Understanding and Modeling the Mysterious Dropout of Radiation Belt Electrons

Speaker Name/Affiliation
Weichao Tu / West Virginia University
Location Other (Room)
LASP – Space Science Building, SPSC-W120
Event Details & Abstracts

Abstract: The discovery of Earth’s Van Allen radiation belts in 1958 revealed the hazardous radiative environment for spacecraft operating within. Understanding, modeling, and eventually predicting the dynamics of energetic electrons in the radiation belts have long been targets that space physicists have pursued. Since the launch of NASA Van Allen Probes in 2012, significant progress has been achieved in understanding the strong enhancement of relativistic electrons in the radiation belt.

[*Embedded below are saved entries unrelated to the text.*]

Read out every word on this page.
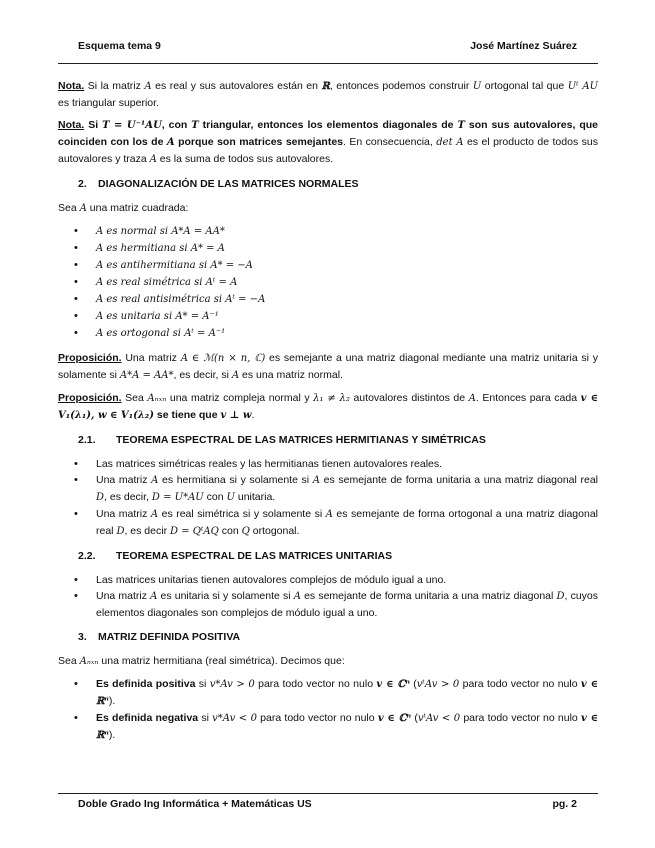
Esquema tema 9	José Martínez Suárez

Nota. Si la matriz A es real y sus autovalores están en ℝ, entonces podemos construir U ortogonal tal que Uᵗ AU es triangular superior.

Nota. Si T = U⁻¹AU, con T triangular, entonces los elementos diagonales de T son sus autovalores, que coinciden con los de A porque son matrices semejantes. En consecuencia, det A es el producto de todos sus autovalores y traza A es la suma de todos sus autovalores.

2. DIAGONALIZACIÓN DE LAS MATRICES NORMALES

Sea A una matriz cuadrada:

• A es normal si A*A = AA*
• A es hermitiana si A* = A
• A es antihermitiana si A* = −A
• A es real simétrica si Aᵗ = A
• A es real antisimétrica si Aᵗ = −A
• A es unitaria si A* = A⁻¹
• A es ortogonal si Aᵗ = A⁻¹

Proposición. Una matriz A ∈ ℳ(n × n, ℂ) es semejante a una matriz diagonal mediante una matriz unitaria si y solamente si A*A = AA*, es decir, si A es una matriz normal.

Proposición. Sea Aₙₓₙ una matriz compleja normal y λ₁ ≠ λ₂ autovalores distintos de A. Entonces para cada v ∈ V₁(λ₁), w ∈ V₁(λ₂) se tiene que v ⊥ w.

2.1. TEOREMA ESPECTRAL DE LAS MATRICES HERMITIANAS Y SIMÉTRICAS
• Las matrices simétricas reales y las hermitianas tienen autovalores reales.
• Una matriz A es hermitiana si y solamente si A es semejante de forma unitaria a una matriz diagonal real D, es decir, D = U*AU con U unitaria.
• Una matriz A es real simétrica si y solamente si A es semejante de forma ortogonal a una matriz diagonal real D, es decir D = QᵗAQ con Q ortogonal.
2.2. TEOREMA ESPECTRAL DE LAS MATRICES UNITARIAS
• Las matrices unitarias tienen autovalores complejos de módulo igual a uno.
• Una matriz A es unitaria si y solamente si A es semejante de forma unitaria a una matriz diagonal D, cuyos elementos diagonales son complejos de módulo igual a uno.
3. MATRIZ DEFINIDA POSITIVA

Sea Aₙₓₙ una matriz hermitiana (real simétrica). Decimos que:

• Es definida positiva si v*Av > 0 para todo vector no nulo v ∈ ℂⁿ (vᵗAv > 0 para todo vector no nulo v ∈ ℝⁿ).
• Es definida negativa si v*Av < 0 para todo vector no nulo v ∈ ℂⁿ (vᵗAv < 0 para todo vector no nulo v ∈ ℝⁿ).
Doble Grado Ing Informática + Matemáticas US	pg. 2
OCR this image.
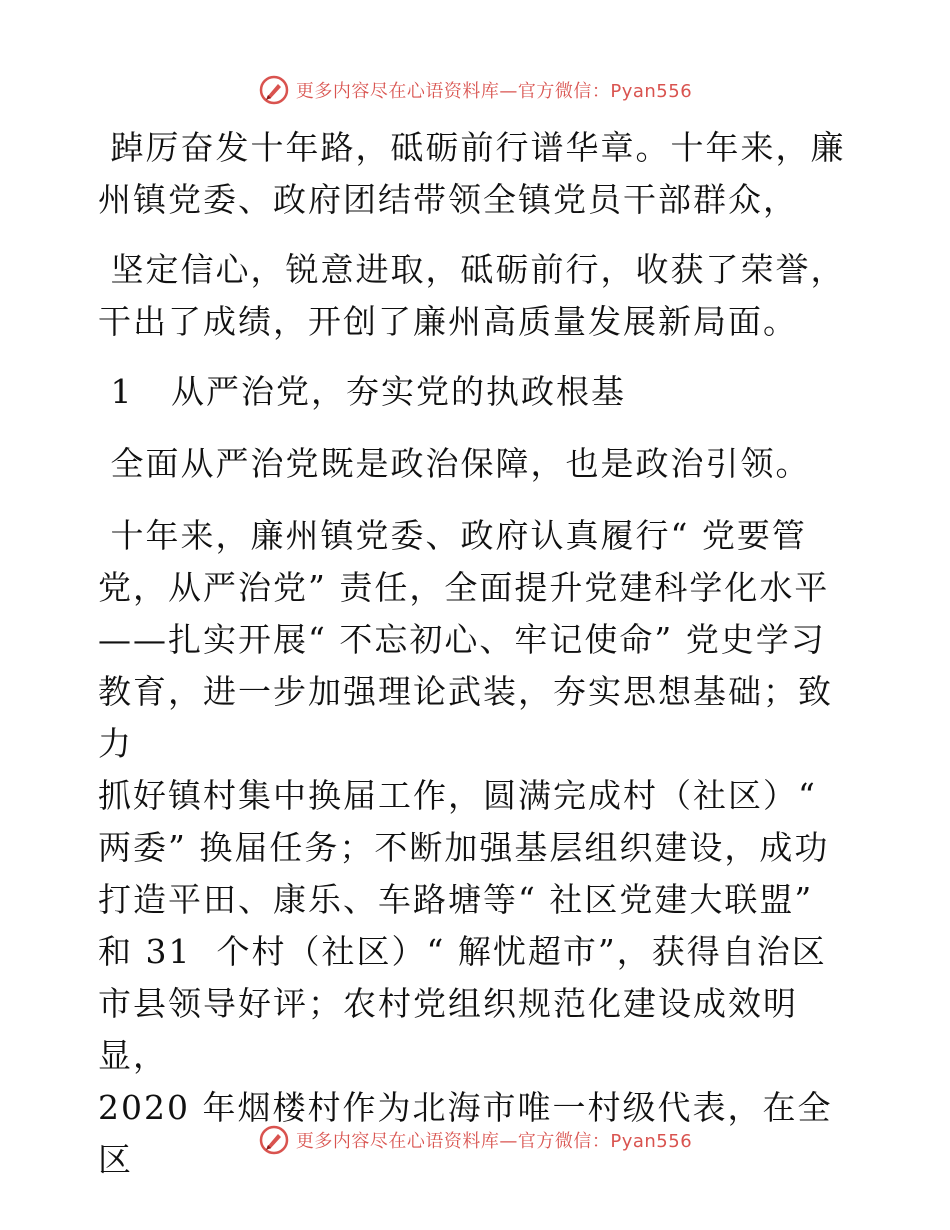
更多内容尽在心语资料库—官方微信：Pyan556

踔厉奋发十年路，砥砺前行谱华章。十年来，廉
州镇党委、政府团结带领全镇党员干部群众，

坚定信心，锐意进取，砥砺前行，收获了荣誉，
干出了成绩，开创了廉州高质量发展新局面。

1   从严治党，夯实党的执政根基

全面从严治党既是政治保障，也是政治引领。

十年来，廉州镇党委、政府认真履行“ 党要管
党，从严治党” 责任，全面提升党建科学化水平
——扎实开展“ 不忘初心、牢记使命” 党史学习
教育，进一步加强理论武装，夯实思想基础；致力
抓好镇村集中换届工作，圆满完成村（社区）“
两委” 换届任务；不断加强基层组织建设，成功
打造平田、康乐、车路塘等“ 社区党建大联盟”
和 31  个村（社区）“ 解忧超市”，获得自治区
市县领导好评；农村党组织规范化建设成效明显，
2020 年烟楼村作为北海市唯一村级代表，在全区	更多内容尽在心语资料库—官方微信：Pyan556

However, the fast radiation belt dropout remains unsolved, in which electron fluxes are observed to drop by orders of magnitudes in a few hours. Where do the electrons go during the dropout? This is one of the most important outstanding questions in radiation belt studies. In this talk, I will first briefly review the physical loss processes of energetic electrons that could be responsible for the fast radiation belt dropout. Then I will discuss our recent studies in modeling the loss of energetic electrons during the observed radiation belt dropout, either by transport across the magnetopause into interplanetary space or by precipitation into the atmosphere. Finally, I will discuss the future challenges and opportunities in understanding and modeling the mysterious dropout of radiation belt electrons.